A Halo 5 PC edition may have PC gamers perking their ears up because perhaps Microsoft and 343 Industries realize the untapped market they are missing. But will it ever be so?
In a related report by The Inquisitr, by watching the trailer for Halo: Master Chief Collection we learned this new central figure in the Halo mythos was not a female spartan nor was he a cyborg or alien. But in order to learn more we will need to play Halo: Nightfall, which will be part of the collection. While much of the announcements made during E3 2014 were disappointing the only real nugget we learned is that the Halo 5 multiplayer mode will lean toward eSports. Funnily enough, Microsoft made sure to focus on the Xbox One 1080p 60FPS performance mark for Halo, although PC gamers do not have much to laugh about since it seems that Ultra HD 4k PC gaming may be a waste of money for most gamers (please don't flame me without at least reading the article).
Many PC gamers know that the Halo series has been ported to the PC multiple times in the past. The original Halo PC port was rife with technical issues but at least it came out in 2003. Halo 2 also made its way over in 2007 and even in 2014 Halo: Spartan Assault was put on Steam (you can also receive this game completely free in June on the Xbox One as part of the free games for Xbox Live Gold members).
Unfortunately, 343 Industries general manager Bonnie Ross told Eurogamer that they are not making any promises when it comes to PC ports of Halo: The Master Chief Collection and Halo 5: Guardians:
"Right now we are focused on Xbox One. We're listening to the PC fans, but right now this is all focused on Xbox One."
Notice how they are not completely ruling it out, though. A post on Halo Waypoint also shot down the idea that the Master Chief Collection might makes its way to the Xbox 360:
"We are dedicated to bringing a full and fun experience to 'Halo: The Master Chief Collection' on Xbox One, providing you with dedicated servers, a unified interface, increased visual fidelity, and gameplay running at 60fps. We do not have any plans to bring the game to Xbox 360 as the game size, enhanced features, and technical specifications simply can't support it."
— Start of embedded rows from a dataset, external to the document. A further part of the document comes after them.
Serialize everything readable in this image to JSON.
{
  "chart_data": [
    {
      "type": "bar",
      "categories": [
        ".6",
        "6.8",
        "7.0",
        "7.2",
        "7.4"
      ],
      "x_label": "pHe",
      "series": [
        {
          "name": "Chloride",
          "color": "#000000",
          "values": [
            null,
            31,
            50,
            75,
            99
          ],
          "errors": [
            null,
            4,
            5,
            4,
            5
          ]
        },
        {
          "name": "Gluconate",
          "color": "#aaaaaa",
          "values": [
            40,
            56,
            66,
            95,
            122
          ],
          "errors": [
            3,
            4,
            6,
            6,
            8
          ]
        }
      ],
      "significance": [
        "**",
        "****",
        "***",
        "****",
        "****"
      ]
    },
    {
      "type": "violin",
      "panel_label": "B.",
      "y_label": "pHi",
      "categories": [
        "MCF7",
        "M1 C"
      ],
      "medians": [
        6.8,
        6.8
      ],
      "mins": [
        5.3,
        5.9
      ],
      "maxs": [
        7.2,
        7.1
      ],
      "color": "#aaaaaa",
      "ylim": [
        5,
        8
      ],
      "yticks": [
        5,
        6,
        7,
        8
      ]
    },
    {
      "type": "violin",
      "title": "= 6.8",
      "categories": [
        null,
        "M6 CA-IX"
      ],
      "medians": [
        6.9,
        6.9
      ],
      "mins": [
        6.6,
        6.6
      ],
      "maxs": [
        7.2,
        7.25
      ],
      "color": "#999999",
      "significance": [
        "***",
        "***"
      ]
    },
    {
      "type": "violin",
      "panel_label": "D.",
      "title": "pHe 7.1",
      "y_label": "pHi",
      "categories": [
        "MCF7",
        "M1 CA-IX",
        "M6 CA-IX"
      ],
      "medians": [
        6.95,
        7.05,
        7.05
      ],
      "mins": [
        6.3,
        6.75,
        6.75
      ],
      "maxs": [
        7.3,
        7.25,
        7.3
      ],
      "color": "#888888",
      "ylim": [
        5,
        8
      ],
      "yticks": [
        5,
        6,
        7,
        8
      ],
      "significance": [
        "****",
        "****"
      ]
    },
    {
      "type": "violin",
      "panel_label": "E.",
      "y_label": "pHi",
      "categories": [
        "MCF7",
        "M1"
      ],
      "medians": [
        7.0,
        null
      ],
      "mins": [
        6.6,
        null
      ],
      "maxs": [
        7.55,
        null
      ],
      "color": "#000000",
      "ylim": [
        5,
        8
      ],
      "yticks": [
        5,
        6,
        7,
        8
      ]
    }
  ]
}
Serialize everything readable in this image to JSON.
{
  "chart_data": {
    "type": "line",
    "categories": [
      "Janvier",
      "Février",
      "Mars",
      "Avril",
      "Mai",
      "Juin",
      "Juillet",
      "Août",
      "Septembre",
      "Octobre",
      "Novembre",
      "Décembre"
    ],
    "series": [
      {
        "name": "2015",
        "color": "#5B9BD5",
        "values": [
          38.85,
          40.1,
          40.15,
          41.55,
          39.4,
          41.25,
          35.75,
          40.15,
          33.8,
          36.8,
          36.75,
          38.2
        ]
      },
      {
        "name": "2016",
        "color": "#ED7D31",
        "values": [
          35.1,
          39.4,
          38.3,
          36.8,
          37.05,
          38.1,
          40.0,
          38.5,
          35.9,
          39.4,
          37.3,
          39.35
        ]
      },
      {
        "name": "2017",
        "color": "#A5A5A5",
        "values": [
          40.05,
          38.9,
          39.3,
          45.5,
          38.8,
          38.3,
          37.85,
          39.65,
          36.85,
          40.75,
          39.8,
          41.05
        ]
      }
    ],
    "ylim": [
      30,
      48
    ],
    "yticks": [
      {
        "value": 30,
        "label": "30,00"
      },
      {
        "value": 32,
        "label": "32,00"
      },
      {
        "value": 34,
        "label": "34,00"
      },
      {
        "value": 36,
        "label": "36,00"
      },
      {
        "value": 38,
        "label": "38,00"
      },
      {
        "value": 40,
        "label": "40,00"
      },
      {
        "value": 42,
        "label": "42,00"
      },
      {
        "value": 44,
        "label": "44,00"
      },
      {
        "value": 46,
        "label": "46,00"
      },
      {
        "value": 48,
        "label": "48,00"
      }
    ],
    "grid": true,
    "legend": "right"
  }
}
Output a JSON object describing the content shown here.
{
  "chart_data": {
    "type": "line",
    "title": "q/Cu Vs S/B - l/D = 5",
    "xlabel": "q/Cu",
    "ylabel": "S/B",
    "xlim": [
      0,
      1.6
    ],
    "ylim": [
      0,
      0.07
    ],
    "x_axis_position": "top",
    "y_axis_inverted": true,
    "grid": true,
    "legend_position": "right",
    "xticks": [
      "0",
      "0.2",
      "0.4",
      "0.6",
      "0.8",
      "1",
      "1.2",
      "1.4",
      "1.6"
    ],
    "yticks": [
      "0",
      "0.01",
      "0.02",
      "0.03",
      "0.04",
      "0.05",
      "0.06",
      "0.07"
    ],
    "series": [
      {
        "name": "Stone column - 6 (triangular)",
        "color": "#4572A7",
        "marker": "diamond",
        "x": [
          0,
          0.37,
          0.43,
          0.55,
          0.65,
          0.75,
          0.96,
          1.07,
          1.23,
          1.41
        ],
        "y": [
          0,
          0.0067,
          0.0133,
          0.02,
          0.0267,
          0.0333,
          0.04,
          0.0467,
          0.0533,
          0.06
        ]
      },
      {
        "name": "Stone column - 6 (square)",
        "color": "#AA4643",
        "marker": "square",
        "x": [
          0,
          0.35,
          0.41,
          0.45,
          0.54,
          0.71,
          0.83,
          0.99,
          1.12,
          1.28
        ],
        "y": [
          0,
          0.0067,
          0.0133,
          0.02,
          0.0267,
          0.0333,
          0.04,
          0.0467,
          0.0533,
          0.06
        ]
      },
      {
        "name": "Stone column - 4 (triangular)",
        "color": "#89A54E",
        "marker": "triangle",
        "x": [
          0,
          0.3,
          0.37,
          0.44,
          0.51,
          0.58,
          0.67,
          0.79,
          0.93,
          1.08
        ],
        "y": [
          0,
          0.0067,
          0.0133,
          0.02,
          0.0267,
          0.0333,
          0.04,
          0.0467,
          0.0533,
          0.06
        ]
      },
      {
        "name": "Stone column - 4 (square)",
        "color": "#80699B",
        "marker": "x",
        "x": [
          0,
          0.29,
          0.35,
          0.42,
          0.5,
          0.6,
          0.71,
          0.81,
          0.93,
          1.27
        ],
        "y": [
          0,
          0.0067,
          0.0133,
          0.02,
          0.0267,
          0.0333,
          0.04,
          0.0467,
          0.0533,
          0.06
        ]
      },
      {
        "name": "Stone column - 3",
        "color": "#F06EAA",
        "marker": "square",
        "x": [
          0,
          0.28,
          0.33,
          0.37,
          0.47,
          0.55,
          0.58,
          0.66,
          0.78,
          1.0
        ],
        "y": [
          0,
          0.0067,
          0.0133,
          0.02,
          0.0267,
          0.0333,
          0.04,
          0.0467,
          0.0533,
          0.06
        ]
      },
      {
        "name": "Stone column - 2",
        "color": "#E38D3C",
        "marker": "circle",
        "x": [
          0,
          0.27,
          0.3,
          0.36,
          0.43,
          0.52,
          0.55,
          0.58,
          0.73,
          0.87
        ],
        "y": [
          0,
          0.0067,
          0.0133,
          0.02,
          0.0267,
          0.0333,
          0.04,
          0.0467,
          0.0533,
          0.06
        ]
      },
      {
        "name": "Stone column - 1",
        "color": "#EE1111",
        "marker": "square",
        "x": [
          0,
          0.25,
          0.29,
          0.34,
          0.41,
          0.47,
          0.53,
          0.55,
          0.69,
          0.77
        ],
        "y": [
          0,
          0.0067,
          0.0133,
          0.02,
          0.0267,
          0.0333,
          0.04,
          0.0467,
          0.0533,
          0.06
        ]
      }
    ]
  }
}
While the news about the Xbox 360 port is not unexpected (who actually thought the 360 could handle the planned visual updates?) the fact that they're not planning a Halo 5 PC port off the bat is slightly disappointing. When DirectX 12 launches in 2015 it is hoped by some that porting games between the Xbox One and Windows 8 will become easier. If the number of Xbox One sales still has not reached Microsoft's expectations in 2016, then you would hope they'd consider the option of a PC port since Halo 5 would be a year old at that point. After all, the installed base of systems is the largest limitation to the number of possible game sales and there are still plenty of PC gamers out there in the wild.